Thierry Chambolle - Le principe de l'écoconception concerne d'abord les entreprises. C'est à elles qu'il revient dans leur processus de production, d'invention de nouveaux produits et de nouveaux services, d'appliquer ce principe. Mais bien sûr, les politiques publiques peuvent amplifier ce mouvement : commande publique, information du consommateur, incitations aux PME. Pour donner un exemple, le code des marchés publics assigne maintenant aux acheteurs publics la mission d'oeuvrer en faveur du développement durable à travers leur politique d'achat. La mise en oeuvre est pour le moins délicate, dans un contexte où le risque pour un acheteur public d'être suspecté de favoritisme n'est pas négligeable. De même, s'il est communément admis que dans les constructions publiques il faudrait comparer les projets en tenant compte non seulement du coût de la construction mais aussi de l'entretien et du fonctionnement sur plusieurs années, comment règle-t-on la prise en charge du surcoût initial dans une comptabilité publique qui sépare rigoureusement ces deux types de dépenses ? Il y a donc beaucoup de progrès à faire au niveau de la commande publique pour soutenir davantage l'innovation, alors que c'est manifestement un levier très puissant.

OSEO - Il y a un peu plus d’un an, vous remettiez au Premier ministre un rapport contenant « des propositions opérationnelles pour stimuler la création et le développement d’entreprises capables d’apporter des réponses technologiques aux défis environnementaux ». Parmi ces propositions lesquelles vous semblent les plus pertinentes aujourd’hui ?

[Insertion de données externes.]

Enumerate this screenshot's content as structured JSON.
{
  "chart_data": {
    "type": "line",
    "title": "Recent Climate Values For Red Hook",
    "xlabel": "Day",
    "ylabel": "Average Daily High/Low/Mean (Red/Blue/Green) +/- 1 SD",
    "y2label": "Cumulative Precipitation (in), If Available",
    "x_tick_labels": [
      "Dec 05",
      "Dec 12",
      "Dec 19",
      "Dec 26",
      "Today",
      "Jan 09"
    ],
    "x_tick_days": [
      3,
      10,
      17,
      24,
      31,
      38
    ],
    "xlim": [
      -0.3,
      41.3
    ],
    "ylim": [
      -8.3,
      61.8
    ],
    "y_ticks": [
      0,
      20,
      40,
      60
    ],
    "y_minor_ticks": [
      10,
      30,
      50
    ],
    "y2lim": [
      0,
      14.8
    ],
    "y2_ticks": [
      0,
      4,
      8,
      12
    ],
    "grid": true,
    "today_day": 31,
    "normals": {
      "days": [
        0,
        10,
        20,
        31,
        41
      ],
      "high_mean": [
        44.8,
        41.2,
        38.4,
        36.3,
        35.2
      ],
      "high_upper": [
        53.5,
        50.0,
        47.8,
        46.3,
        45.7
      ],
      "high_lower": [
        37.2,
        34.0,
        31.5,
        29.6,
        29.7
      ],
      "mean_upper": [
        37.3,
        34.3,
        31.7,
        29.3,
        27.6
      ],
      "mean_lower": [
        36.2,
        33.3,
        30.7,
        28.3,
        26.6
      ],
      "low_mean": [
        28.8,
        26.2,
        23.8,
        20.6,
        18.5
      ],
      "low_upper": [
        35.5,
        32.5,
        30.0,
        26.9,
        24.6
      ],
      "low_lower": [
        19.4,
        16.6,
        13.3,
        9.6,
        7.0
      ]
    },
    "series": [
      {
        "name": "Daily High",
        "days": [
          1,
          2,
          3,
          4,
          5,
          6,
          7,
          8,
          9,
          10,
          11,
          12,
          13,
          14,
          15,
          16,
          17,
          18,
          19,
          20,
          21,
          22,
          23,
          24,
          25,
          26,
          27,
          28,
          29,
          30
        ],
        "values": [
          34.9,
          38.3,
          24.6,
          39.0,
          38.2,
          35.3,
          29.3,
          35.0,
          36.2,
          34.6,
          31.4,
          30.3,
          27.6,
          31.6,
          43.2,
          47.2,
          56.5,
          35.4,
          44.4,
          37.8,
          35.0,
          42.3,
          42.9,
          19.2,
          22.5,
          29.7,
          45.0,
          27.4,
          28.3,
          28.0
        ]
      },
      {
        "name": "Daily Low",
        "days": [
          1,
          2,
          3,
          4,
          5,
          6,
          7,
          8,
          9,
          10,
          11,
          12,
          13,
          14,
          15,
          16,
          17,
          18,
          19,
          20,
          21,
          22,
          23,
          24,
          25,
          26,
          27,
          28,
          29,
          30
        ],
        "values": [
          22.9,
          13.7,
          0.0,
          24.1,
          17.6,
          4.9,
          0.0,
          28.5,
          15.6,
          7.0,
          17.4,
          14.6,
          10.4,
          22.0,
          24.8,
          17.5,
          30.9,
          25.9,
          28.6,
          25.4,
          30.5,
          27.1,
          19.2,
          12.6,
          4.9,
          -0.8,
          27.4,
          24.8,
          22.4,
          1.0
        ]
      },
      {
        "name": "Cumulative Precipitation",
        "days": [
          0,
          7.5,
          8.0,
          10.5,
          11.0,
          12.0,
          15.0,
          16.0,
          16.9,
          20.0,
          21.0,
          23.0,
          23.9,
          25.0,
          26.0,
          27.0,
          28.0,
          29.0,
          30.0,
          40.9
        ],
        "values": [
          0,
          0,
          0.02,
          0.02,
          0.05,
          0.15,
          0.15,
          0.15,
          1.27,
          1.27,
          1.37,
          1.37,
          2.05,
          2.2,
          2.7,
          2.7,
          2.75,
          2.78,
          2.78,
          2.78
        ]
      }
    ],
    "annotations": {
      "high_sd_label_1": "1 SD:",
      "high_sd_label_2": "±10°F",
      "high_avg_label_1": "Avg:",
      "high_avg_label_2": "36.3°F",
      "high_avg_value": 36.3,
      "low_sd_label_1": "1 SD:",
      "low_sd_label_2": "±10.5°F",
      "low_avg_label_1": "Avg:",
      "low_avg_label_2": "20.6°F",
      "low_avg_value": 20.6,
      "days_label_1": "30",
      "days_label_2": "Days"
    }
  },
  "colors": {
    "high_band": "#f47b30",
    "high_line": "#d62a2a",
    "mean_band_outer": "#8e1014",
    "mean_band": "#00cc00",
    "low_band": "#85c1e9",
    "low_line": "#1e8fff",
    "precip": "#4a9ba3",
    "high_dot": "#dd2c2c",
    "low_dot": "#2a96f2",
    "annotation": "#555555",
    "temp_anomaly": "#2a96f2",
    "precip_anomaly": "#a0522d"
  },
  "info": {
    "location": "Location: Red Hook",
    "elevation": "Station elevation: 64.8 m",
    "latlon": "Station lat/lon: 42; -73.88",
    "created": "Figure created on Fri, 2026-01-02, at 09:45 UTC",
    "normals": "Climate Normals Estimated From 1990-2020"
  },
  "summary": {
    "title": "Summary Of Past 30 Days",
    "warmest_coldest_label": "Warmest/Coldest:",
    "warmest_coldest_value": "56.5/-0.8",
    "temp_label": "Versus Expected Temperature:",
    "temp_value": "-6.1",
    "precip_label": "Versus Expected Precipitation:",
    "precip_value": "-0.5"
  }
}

Thierry Chambolle - J'ai fait dans ce rapport une cinquantaine de propositions d'importances diverses. La première mesure porte sur une prise de position claire et forte du Gouvernement sur la priorité à donner à ce secteur des écoentreprises. Malheureusement le Grenelle de l'Environnement n'est pas très explicite sur ce sujet, sans doute parce que les "écoentrepreneurs" n'y étaient pas représentés et parce que les écologistes ont d'autres priorités. Le marché mondial de l'environnement et de l'énergie durable est de plus plus important. Il ne suffit pas d'avoir deux champions mondiaux,Veolia Environnement et Suez environnement. Il faut aussi une cohorte de TPE, PME et de moyennes "grandes entreprises". La décision de la Caisse des Dépôts et du CEA de reconstituer un fonds d'investissement "early stage" à hauteur de 60M€ dans les écoentreprises va dans le bon sens. Mais il serait aussi urgent d'engager dans le secteur du bâtiment un programme de formation à l'isolation thermique et aux énergies renouvelables (PAC, solaire thermique et photovoltaique,.....). Enfin si l'irritante question des délais des paiements publics était réglée, ce serait un progrès considérable pour les PME, sans même qu'il soit nécessaire de mettre en place l'équivalent d'un "small business act".

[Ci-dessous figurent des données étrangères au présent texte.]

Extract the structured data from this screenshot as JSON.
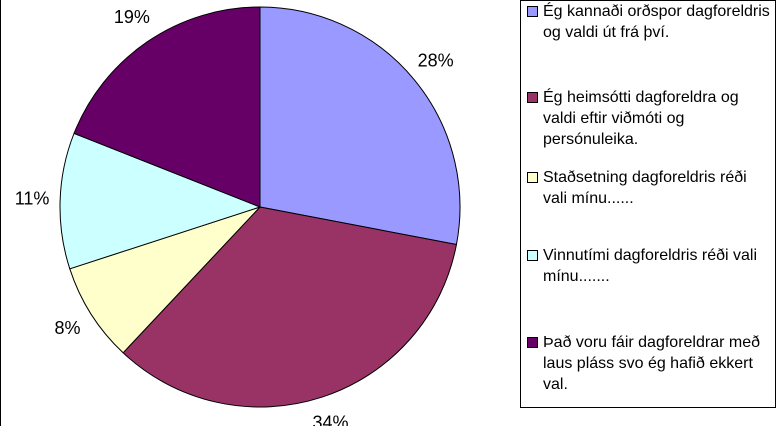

OSEO - Ces dernières semaines les cours du pétrole brut ont battu des records historiques. Cette situation vous semblent-elles de nature à accélérer les ruptures nécessaires au fonctionnement d’une économie de l’après pétrole ?

Thierry Chambolle - Oui bien sûr, l'augmentation des cours du pétrole brut ouvre de nouvelles perspectives à des technologies insuffisamment rentables avec un prix du pétrole faible. Le problème est celui de le prévisibilité. On voit bien les conséquences graves des montées brutales du prix du pétrole pour un certain nombre de professions très dépendantes encore des énergies fossiles. On mesure moins bien les conséquences fâcheuses des baisses. Il serait souhaitable non seulement d'internaliser dans le coût du pétrole un coût du CO2 représentatif de l'impact des émissions et du coût des mesures compensatoires, mais encore de lisser ce coût complet pour modérer les hausses comme les baisses et conserver ce coût à l'interieur d'un fuseau de pente croissante .Easier said than done!. Beaucoup de groupes de travail y réflèchissent. La difficulté est bien sur d'instituer un tel système sans nuire à la compétitivité de notre économie,vis à vis d'économies plus "court-termistes"

Propos recueillis par Pierre Magnetto (Naja Presse).